Values are the percent (95% confidence interval). BMI = body mass index.

Figure 1.

Figure 1

Prevalence of foot pain across cohorts according to age group. Vertical lines with error bars represent the 95% confidence intervals.

Figure 2.

Figure 2

Prevalence of foot pain across cohorts according to body mass index category. Vertical lines with error bars represent the 95% confidence intervals.

Discussion

This is the first study to use original data to compare the prevalence of foot pain across multiple international populations. The prevalence of foot pain ranged from 13% in the Chingford 1000 Women Study to 18% in the North West Adelaide Health Study, 21% in the Clinical Assessment Study of the Foot, 25% in the Framingham Foot Study, and 36% in the Johnston County Osteoarthritis Project. The study highlights the differences in foot pain across age, sex, BMI, and race while considering differences in the case definitions used for variables, which is a vital consideration when combining or comparing data across multiple data sets.
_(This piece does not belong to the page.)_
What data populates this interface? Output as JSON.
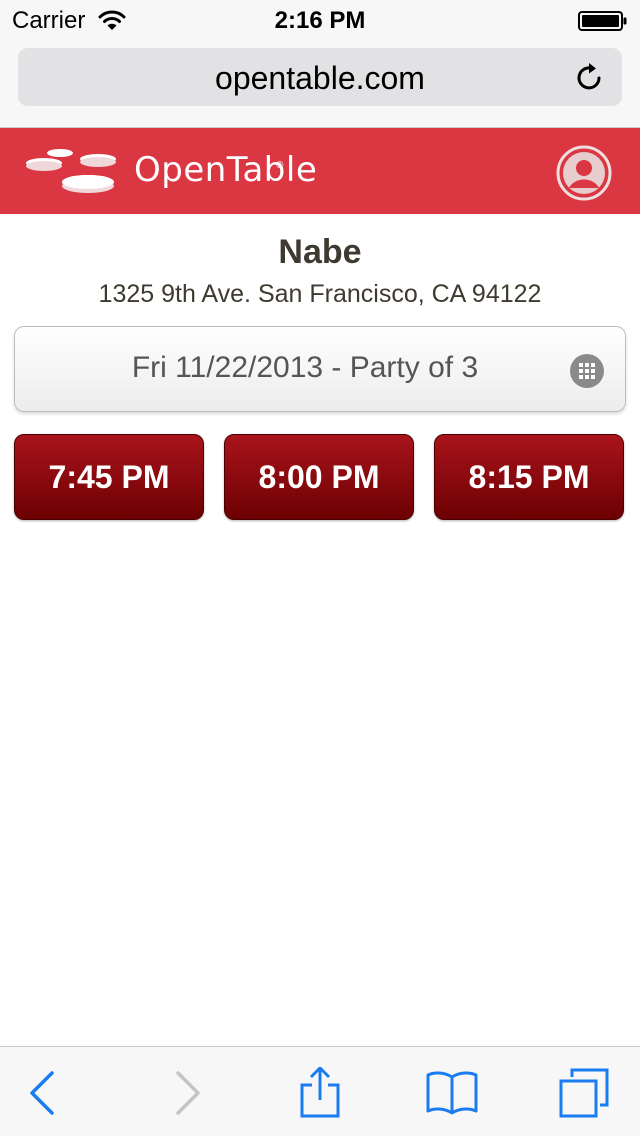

In cohorts that included both men and women, the prevalence of foot pain was consistently higher in women. This difference has been widely reported 6, 7, 9, 23, with a suggested partial attribution to lifetime footwear habits, although other factors such as occupation and family history are also thought to contribute 18, 24. Women are more likely than men to report musculoskeletal pain in general, and consideration should also be given to sex‐related variations in pain perception 25, hormonal influences 26, and psychological and social factors 27. However, the role of other potential sex differences such as occupation or physical activity levels is currently unknown. The overall prevalence of foot pain was actually lowest in the Chingford 1000 Women Study, which included only women. While unknown factors such as comorbidities may play a role, this is likely due to the case definition used for foot pain. In the Chingford 1000 Women Study, the question was specific to pain only, in comparison to all other cohorts in which questions included pain, aching, and stiffness. This difference challenges whether the use of questions including aching and stiffness may overestimate pain. The original foot pain question in the Chingford 1000 Women Study allowed for a categorical response of 0, 1–5, 6–14, and 15+ days. For the purposes of standardization with the remaining 4 cohorts in this study, all of which used a foot pain duration of “most days,” a cutoff of 15+ days was chosen to represent most days in the Chingford 1000 Women Study. This cutoff point was identical to that used in a previous study to represent painful knee OA 28. However, because no explicit number of days was provided to participants in the Chingford 1000 Women Study to represent “most” days, it cannot be assumed that all participants would classify 15+ days as most days. A sensitivity analysis was therefore undertaken to estimate the prevalence of foot pain, with an adjusted cutoff point of 6+ days, to capture participants who answered 6–14 days. The prevalence of foot pain increased from 12.5% (15+ days) to 18% (6+ days), thus highlighting the sensitivity in prevalence estimates according to the question response components.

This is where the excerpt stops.